Teapot People . . . and creating love!
Monday, November 25, 2002
©2002 San Francisco Chronicle
MY FRIEND LINDA says that there are two kinds of people — new-teapot people and broken-teapot people. She likes the broken-teapot people better, and so do I. I don’t trust anyone who hasn’t lost something.
New-teapot people think that they can expect to be new teapots for the rest of their lives and that broken-teapot people are careless or stupid or perhaps just unlucky. Some new-teapot people think broken-teapot people have cooties.
Mass culture pretends to like new-teapot people, but it really likes broken-teapot people. A bad marriage, a bad drug problem, a dying child — that’s the real currency of public adulation. Michael Jackson is a curious example of someone who broke himself, not once but many times. But of course people still care, because his voluntary mutilation was caused by inner demons.
I think that’s true, by the way, but that doesn’t make it less creepy. Jeffrey Dahmer was driven by inner demons too.
Eventually, most of the new-teapot people get broken, and welcomed to the club. They are not, perhaps, sadder but wiser, but they are definitely sadder. Grief is a natural and useful emotion; it is just unfortunate that we live in a culture that has found ways of papering over grief with piety.
“It was for the best,” we say, although sometimes it was not for the best, and no, I don’t want a hug right now, or a consoling quote from Rumi or the Bible. The five stages of grief are a highly artificial construct, and I do not for a moment think they represent some universal law. I do know there is one stage of grief. It’s called, “Well, God damn it all to hell, that sucks big time.” Lather, rinse, repeat.
(Point of personal privilege — some people read these columns for personal revelations. Few can be found. These are not messages from my life; these are amplifications of words scrawled on pieces of paper. I picked “Linda broken teapot” over “Medea cocktail party.” Maybe someday I may write “Medea cocktail party,” but it will not be because I have just murdered the king of Corinth.)

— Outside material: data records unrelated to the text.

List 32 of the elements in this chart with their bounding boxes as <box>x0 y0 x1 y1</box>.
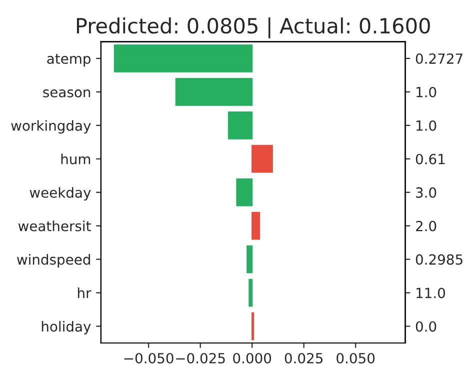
y2-tick-label: 0.61 <box>416 154 445 164</box>
bar <box>236 178 253 206</box>
chart-title: Predicted: 0.0805 | Actual: 0.1600 <box>76 17 430 38</box>
y2-tick-label: 3.0 <box>416 187 436 198</box>
x-tick-label: 0.000 <box>233 352 272 364</box>
y-tick-label: windspeed <box>17 254 90 268</box>
y2-tick-label: 0.0 <box>416 321 436 332</box>
y-tick-label: holiday <box>42 320 91 334</box>
bar <box>246 245 253 274</box>
x-tick-label: −0.025 <box>176 352 225 364</box>
bar <box>228 111 253 140</box>
y-tick-label: weekday <box>30 187 91 201</box>
y2-tick-label: 0.2985 <box>416 254 462 265</box>
y-tick-label: season <box>43 89 90 98</box>
y-tick-label: hum <box>61 154 90 164</box>
bar <box>175 78 253 106</box>
y2-tick-label: 0.2727 <box>416 53 462 64</box>
y-tick-label: atemp <box>47 54 90 67</box>
bar <box>252 212 260 240</box>
x-tick-label: 0.050 <box>336 352 375 364</box>
bar <box>114 44 253 72</box>
y-tick-label: hr <box>78 288 92 298</box>
y2-tick-label: 1.0 <box>416 86 436 98</box>
bar <box>248 278 253 307</box>
y-tick-label: weathersit <box>18 220 91 232</box>
y2-tick-label: 1.0 <box>416 120 436 131</box>
y-tick-label: workingday <box>11 120 91 134</box>
x-tick-label: −0.050 <box>124 352 174 364</box>
x-tick-label: 0.025 <box>284 352 322 364</box>
y2-tick-label: 11.0 <box>416 288 445 298</box>
bar <box>252 144 273 173</box>
y2-tick-label: 2.0 <box>416 220 436 232</box>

THE ONLY WAY out of the sadness box is love. Not someone loving you, although that sure helps. But really, it’s you discovering the urge to love that still lives within you. Sometimes this is very hard, but it is work that needs doing. There is still music and sunshine and balloons and a mechanical gorilla that plays the “Macarena.” (I have one of the latter.)
I do believe that love is not an emotion. There are all sorts of emotions that resemble love — lust, pity, compassion, trust — but they are not the same thing. Love is a series of actions, actions often taken against self-interest. Love involves walking it like you talk it. Love involves generosity of spirit. Love involves sacrifice. Love is not for sissies.
MANY RELIGIONS TEACH that we should love our enemies. This injunction always gives people a lot of trouble because it sure is a lot harder than loving your friends. Love involves forgiveness. Love involves hope when there is no rational reason to hope.
You may think I am making a political point, but I’m not. I do think it is possible to pray for Saddam Hussein without ignoring the threat he represents to world peace. I do think it is possible to pray for George Bush without ignoring the threat he represents to world peace. All prayers are answered, as they say, just sometimes not the way we would have wanted.
I am only saying that love is a series of actions before it is a feeling. It is acting as if. It is faking it until you make it. A broken-teapot person uses the damage to understand the damage in others — and merrily we roll along.